We want to a preserve the information in the network, by
normalizing the activations […] Note that, since we normalize Wu+b, the bias b can be ignored … - http://cs231n.github.io/neural-networks-1/ (describing ReLU)
this one is a common choice and simply thresholds all activations that are below zero to zero
Activations = Output of the activation function
- Binarized Neural Networks: Training Neural Networks with Weights and
Activations Constrained to +1 or −1, Courbariaux et al speaks of pre-activations and activations -
http://cs231n.github.io/neural-networks-1/
h1 = f(np.dot(W1, x) + b1) # calculate first hidden layer activations
h2 = f(np.dot(W2, h1) + b2) # calculate second hidden layer activations
Best Answer
The simplest representation of a neural network is a Multi-Layer Perceptron or MLP. In its simplest form, MLP is just three layers.

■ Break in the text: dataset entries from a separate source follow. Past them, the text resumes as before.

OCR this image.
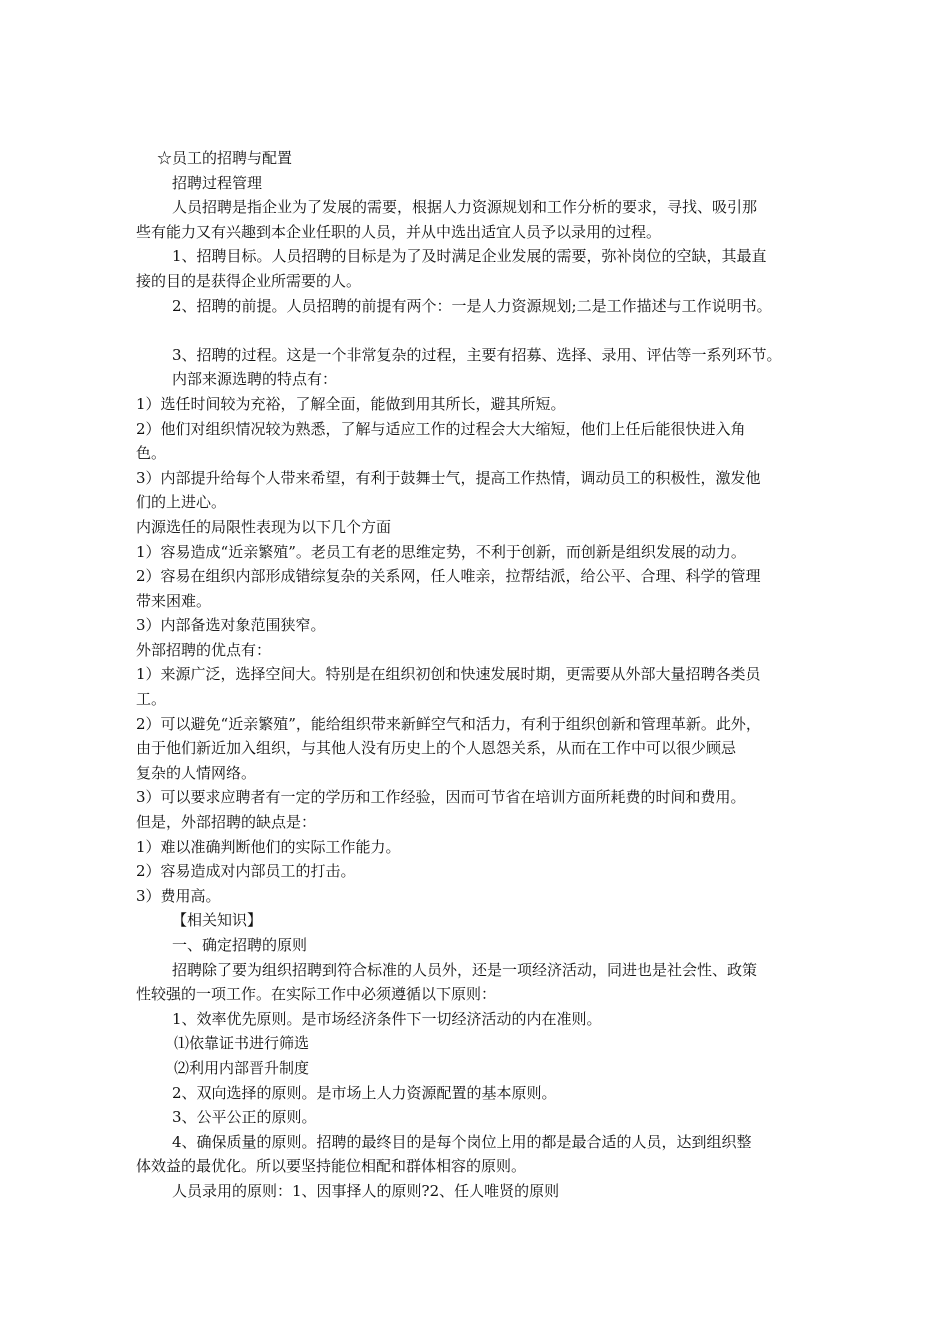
☆员工的招聘与配置
招聘过程管理
人员招聘是指企业为了发展的需要，根据人力资源规划和工作分析的要求，寻找、吸引那
些有能力又有兴趣到本企业任职的人员，并从中选出适宜人员予以录用的过程。
1、招聘目标。人员招聘的目标是为了及时满足企业发展的需要，弥补岗位的空缺，其最直
接的目的是获得企业所需要的人。
2、招聘的前提。人员招聘的前提有两个：一是人力资源规划;二是工作描述与工作说明书。
3、招聘的过程。这是一个非常复杂的过程，主要有招募、选择、录用、评估等一系列环节。
内部来源选聘的特点有：
1）选任时间较为充裕，了解全面，能做到用其所长，避其所短。
2）他们对组织情况较为熟悉，了解与适应工作的过程会大大缩短，他们上任后能很快进入角
色。
3）内部提升给每个人带来希望，有利于鼓舞士气，提高工作热情，调动员工的积极性，激发他
们的上进心。
内源选任的局限性表现为以下几个方面
1）容易造成“近亲繁殖”。老员工有老的思维定势，不利于创新，而创新是组织发展的动力。
2）容易在组织内部形成错综复杂的关系网，任人唯亲，拉帮结派，给公平、合理、科学的管理
带来困难。
3）内部备选对象范围狭窄。
外部招聘的优点有：
1）来源广泛，选择空间大。特别是在组织初创和快速发展时期，更需要从外部大量招聘各类员
工。
2）可以避免“近亲繁殖”，能给组织带来新鲜空气和活力，有利于组织创新和管理革新。此外，
由于他们新近加入组织，与其他人没有历史上的个人恩怨关系，从而在工作中可以很少顾忌
复杂的人情网络。
3）可以要求应聘者有一定的学历和工作经验，因而可节省在培训方面所耗费的时间和费用。
但是，外部招聘的缺点是：
1）难以准确判断他们的实际工作能力。
2）容易造成对内部员工的打击。
3）费用高。
【相关知识】
一、确定招聘的原则
招聘除了要为组织招聘到符合标准的人员外，还是一项经济活动，同进也是社会性、政策
性较强的一项工作。在实际工作中必须遵循以下原则：
1、效率优先原则。是市场经济条件下一切经济活动的内在准则。
⑴依靠证书进行筛选
⑵利用内部晋升制度
2、双向选择的原则。是市场上人力资源配置的基本原则。
3、公平公正的原则。
4、确保质量的原则。招聘的最终目的是每个岗位上用的都是最合适的人员，达到组织整
体效益的最优化。所以要坚持能位相配和群体相容的原则。
人员录用的原则：1、因事择人的原则?2、任人唯贤的原则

An input layer represented by matrix $X \in \mathbb{R}^{N\times d}$ where $N$ is the number of training examples and $d$ is the number of features.
A hidden layer which is usually a ReLU or a logistic sigmoid function. Hidden layer $i$ could be a ReLU function which is represented by $$h_i(x) = \text{ReLU}(x) = max(x, 0)$$ In other words if the input to the ReLU function is negative, the function outputs a $0$. If the inputs x are positive, the ReLU function will output $x$.
The hidden layer feeds into the output layer which is just another function. This function could be squared error function (in the context of regression) or softmax (in the case of multiclass classification). The MLP is complete when you consider the weight and bias matrices but we don't need them for now.
Th activation function is just what the name suggests... a function. In the example above, the activation function for the hidden layer is the ReLU function. The activation function for the output layer was squared error or softmax.
When someone in Machine Learning uses the word $\text{activations}$, they are almost always referring to the output of the activation function. The possible activations in the hidden layer in the example above could only either be a $0$ or a $1$.
Note that the hidden activations (output from the hidden layer) could become input to other activation functions (in this case; the output layer activation functions). Pre-activation is the input to an activation function.
On a final note, I come from a statistics background which is a much older and more developed field. The notation in Statistics is pretty much standard. In machine learning however, the notation and the nomenclature are still evolving so I would not be surprised to see some authors use some terms differently. Context is your best friend when reading machine learning texts.